Instead it's something completely different. American football. Specifically its analysis, and the best guy working in that field. Tony Dungy (right).
In his first year Dungy has taken over NBC's Sunday Night football show with his quiet authority, with his knowledge and with his humanity. The network found a perfect sidekick for him in the recently-retired Rodney Harrison, but this is Dungy's show and we're all the better for it.
Football needed a new face when John Madden quit, and while it's a surprise to find it in a studio show host you take what you can get. Everyone on the set defers to Dungy, and it's easy to see why. Everything he says is letter-perfect for the moment. He knows the people, he knows the game as very few do (which he's proven) but there's something about his air of calm, reflective authority I find fascinating.
After all football is a physical game. It's not very intellectual. Dungy, a University of Minnesota graduate who barely got a cup of coffee in the league (he was injured) and was an assistant for about 20 years before getting his shot, built great teams in both Tampa and Indianapolis, winning a Super Bowl and then hanging them up.
He has since become the game's foremost ambassador, having shepherded Michael Vick back into the league. He believes in "football people," and has no truck with meddling owners. He likes balance, between offense and defense, between running and throwing, and believes in the "great player" theory of the game. He's also quick, as a coach must be, to dismiss players who don't have what it takes.
Dungy delivers all this without ever raising his voice. While last year's studio had the air of a loud frat party, this year's has the air of a graduate seminar, with Professor Dungy at the Telestrator-blackboard.
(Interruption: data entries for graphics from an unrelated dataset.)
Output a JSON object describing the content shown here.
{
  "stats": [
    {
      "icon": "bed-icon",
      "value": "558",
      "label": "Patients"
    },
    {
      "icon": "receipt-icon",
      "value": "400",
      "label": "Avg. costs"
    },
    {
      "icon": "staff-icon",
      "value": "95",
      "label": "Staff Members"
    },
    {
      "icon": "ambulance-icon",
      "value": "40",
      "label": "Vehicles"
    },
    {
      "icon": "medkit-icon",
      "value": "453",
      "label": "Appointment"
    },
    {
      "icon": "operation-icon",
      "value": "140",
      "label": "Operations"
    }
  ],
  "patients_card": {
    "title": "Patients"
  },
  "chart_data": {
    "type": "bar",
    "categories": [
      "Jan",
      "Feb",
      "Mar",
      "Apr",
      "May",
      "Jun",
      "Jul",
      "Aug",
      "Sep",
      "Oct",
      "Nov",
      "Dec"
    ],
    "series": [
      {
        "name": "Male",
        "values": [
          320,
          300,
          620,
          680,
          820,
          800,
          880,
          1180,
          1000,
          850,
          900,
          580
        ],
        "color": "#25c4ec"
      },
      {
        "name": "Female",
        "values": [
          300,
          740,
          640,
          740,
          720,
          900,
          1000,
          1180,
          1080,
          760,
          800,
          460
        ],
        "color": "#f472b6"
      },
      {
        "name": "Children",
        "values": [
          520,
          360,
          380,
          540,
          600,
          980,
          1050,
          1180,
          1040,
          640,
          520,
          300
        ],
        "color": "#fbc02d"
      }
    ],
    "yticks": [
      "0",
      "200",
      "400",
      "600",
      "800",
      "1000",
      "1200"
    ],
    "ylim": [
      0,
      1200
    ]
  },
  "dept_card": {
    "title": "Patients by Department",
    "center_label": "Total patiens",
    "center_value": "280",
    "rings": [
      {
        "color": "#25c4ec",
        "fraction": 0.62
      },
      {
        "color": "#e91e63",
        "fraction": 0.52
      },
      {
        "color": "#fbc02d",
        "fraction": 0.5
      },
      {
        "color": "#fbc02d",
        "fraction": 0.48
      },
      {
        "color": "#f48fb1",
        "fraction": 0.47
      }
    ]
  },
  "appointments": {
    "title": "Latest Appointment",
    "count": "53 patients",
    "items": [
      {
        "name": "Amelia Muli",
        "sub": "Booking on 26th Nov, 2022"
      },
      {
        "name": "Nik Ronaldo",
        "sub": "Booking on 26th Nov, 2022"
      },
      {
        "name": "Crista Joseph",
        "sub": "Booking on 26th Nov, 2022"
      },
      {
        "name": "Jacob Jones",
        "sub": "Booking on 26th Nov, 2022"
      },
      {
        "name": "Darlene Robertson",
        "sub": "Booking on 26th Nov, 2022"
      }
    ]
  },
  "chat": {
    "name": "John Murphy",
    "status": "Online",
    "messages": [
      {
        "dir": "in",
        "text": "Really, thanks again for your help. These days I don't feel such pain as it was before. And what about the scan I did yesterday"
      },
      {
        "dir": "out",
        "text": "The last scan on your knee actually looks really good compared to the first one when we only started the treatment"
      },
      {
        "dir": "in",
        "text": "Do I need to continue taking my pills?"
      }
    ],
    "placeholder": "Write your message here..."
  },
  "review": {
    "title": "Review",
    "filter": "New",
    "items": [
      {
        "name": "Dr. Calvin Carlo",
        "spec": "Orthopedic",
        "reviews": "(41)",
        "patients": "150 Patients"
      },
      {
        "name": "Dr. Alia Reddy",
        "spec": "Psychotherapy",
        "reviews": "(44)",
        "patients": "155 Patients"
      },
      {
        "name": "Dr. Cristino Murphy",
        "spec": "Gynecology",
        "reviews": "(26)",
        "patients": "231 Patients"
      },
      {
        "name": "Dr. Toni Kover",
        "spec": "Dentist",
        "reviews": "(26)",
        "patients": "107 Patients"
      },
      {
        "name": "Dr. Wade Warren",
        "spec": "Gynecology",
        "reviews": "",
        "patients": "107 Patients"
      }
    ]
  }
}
It surprises me to write this. I don't like Dungy's politics. I note a coldness between Dungy and Keith Olbermann -- Dungy is always shown standing next to Dan Patrick instead. And I suspect that Dungy might rather have the liberal Olbermann exiled to a news desk. But if he expressed that out loud and Olbermann were kicked off the show I wouldn't object, because this isn't about politics.
It's about football.
And Tony Dungy is the best football analyst to come along in many years.